Mas não é só isso que importa. A região sentiu na pele o resultado da polarização política, e seus moradores creditam isso, em parte, ao discurso agressivo do presidente. No sábado retrasado, Pittsburgh foi palco de uma chacina, quando um atirador matou 11 pessoas em uma sinagoga. A tragédia ajudou a pavimentar o discurso de que não são apenas os empregos que importam na hora de votar.
— Foi muito mais fácil para mim agora conseguir estágio do que para a minha irmã mais velha. Mas prefiro não ter emprego a ser assediada. Não poderia votar em um partido que ajudou a acobertar assediadores — afirmou a estudante June Carthy, de 21 anos. — Vejo que muitas mulheres que optaram por Trump agora estão engajadas pelos democratas.
Distritos redesenhados
A posição de Carthy explica porque o democrata Conor Lamb está na dianteira do rival republicano Keith Rothfus na disputa pela vaga de deputado federal pelo 17º distrito da Pensilvânia, que abrange o Norte de Pittsburgh e condados vizinhos. Nas pesquisas, o democrata tem 12 pontos de vantagem sobre o republicano.
Os dois já estão no Congresso e portanto concorrem à reeleição, mas como neste ano os distritos eleitorais foram redesenhados, agora disputarão a mesma vaga. Em 2016, Rothfus venceu no então 12º distrito eleitoral do estado, onde Trump também foi vitorioso. Já Lamb foi eleito no começo do ano para um mandato tampão pelo antigo 18º distrito, que foi fundido com o de Rothfus.
No estado, esse redesenho ajudou os democratas, que também são beneficiados por um número recorde de mulheres concorrendo a diversos cargos, dando vantagem ao partido na mobilização feminina impulsionada pelo Me Too, o movimento contra o assédio sexual.

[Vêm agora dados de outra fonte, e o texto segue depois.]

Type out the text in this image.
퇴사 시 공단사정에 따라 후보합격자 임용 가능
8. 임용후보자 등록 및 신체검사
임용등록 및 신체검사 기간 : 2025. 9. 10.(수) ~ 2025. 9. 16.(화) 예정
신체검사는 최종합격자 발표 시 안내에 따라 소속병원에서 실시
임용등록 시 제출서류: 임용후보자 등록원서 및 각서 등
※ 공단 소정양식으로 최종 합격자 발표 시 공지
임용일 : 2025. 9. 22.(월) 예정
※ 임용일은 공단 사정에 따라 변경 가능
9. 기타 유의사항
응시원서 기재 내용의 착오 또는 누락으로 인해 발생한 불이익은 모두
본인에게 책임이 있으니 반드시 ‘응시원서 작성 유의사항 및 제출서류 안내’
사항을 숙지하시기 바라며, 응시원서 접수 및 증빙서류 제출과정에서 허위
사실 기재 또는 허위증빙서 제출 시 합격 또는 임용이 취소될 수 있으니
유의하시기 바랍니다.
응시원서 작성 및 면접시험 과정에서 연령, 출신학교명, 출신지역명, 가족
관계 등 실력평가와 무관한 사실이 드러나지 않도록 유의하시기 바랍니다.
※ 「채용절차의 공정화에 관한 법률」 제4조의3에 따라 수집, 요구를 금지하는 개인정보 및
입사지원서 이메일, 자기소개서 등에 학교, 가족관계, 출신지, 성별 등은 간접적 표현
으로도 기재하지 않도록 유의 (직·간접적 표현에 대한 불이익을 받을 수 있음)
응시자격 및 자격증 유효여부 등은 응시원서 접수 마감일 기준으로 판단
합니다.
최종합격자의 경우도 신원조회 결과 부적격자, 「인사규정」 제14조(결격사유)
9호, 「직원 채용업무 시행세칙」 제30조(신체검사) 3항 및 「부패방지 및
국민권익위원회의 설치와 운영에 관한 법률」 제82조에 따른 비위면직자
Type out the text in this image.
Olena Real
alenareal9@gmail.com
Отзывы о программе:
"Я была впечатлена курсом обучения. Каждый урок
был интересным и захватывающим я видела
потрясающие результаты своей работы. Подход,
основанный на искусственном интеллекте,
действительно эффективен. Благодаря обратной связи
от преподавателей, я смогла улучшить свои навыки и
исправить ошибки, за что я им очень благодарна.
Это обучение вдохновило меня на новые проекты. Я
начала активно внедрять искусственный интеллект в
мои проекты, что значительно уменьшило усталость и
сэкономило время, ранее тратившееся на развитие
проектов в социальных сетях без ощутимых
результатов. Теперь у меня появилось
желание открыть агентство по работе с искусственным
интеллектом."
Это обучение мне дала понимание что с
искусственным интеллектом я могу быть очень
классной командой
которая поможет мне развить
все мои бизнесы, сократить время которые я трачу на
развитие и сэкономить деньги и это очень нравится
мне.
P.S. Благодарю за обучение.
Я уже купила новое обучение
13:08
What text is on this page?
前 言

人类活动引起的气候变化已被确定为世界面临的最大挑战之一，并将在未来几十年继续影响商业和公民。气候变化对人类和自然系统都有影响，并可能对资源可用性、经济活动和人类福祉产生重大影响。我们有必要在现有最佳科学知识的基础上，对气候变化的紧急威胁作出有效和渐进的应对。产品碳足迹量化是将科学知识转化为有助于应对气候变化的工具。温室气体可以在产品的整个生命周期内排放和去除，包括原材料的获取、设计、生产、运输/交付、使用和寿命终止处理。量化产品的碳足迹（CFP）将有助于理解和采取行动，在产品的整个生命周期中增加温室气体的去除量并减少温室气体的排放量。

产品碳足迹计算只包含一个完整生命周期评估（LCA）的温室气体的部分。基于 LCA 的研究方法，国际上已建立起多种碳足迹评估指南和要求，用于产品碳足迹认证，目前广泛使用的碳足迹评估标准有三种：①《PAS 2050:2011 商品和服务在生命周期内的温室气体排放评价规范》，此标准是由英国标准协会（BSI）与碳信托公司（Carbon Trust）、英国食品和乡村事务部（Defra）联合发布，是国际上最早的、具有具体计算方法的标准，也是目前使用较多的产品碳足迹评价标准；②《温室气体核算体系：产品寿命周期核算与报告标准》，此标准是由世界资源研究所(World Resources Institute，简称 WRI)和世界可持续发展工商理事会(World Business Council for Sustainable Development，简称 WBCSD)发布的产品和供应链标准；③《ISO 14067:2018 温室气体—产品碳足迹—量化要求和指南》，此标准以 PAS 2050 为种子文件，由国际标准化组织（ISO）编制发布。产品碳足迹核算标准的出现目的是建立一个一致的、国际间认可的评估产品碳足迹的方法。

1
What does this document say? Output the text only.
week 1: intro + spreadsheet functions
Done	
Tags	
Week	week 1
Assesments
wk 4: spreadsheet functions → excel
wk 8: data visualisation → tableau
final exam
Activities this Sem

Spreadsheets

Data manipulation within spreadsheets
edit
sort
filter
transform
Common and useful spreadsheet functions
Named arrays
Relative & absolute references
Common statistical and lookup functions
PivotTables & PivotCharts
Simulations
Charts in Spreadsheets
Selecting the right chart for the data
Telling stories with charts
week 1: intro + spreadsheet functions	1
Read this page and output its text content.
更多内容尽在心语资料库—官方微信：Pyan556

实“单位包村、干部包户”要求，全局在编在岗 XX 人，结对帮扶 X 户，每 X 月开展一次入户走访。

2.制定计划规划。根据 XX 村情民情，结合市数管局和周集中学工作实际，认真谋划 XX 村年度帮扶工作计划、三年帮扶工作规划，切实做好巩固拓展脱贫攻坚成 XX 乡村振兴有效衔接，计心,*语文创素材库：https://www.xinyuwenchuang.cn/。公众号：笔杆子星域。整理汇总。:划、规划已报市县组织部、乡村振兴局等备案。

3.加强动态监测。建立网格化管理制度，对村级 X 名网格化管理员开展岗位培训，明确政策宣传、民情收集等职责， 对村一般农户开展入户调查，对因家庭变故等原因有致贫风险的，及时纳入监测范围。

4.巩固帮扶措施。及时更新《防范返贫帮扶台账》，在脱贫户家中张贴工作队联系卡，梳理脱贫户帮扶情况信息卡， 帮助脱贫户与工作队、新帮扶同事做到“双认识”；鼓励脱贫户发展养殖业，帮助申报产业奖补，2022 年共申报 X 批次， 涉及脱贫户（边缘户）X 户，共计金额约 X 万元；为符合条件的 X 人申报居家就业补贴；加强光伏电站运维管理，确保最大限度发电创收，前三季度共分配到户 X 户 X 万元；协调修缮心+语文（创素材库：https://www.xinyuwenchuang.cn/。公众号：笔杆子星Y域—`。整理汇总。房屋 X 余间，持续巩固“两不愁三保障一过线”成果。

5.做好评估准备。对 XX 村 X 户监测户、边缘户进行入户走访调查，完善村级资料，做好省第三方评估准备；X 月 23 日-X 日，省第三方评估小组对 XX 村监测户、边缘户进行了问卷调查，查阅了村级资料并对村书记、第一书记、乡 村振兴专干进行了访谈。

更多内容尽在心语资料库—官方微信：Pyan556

A retórica divisiva de Trump — pela qual muitos também responsabilizam o envio de pacotes-bomba a lideranças democratas por um eleitor republicano radicalizado, no mês passado — e a mobilização das mulheres no campo democrata tendem a fazer a diferença mesmo com a bonança econômica.
Como estas eleições legislativas se tornaram um referendo sobre Trump, os candidatos do seu partido podem ser punidos, contaminados pela alta rejeição ao presidente na região. Resta saber o que falará mais alto, o medo ou o bolso:
— As eleições no Cinturão da Ferrugem serão muito importantes, particularmente nos subúrbios das regiões metropolitanas, que em 2016 foram com Trump. Agora estão divididos — disse ao GLOBO Clifford Young, do instituto de pesquisas Ipsos. — Há uma tendência de mais votos em democratas, mas depende muito do comparecimento dos eleitores de minorias, mulheres e jovens. Se mais pessoas forem votar, melhor para a oposição a Trump.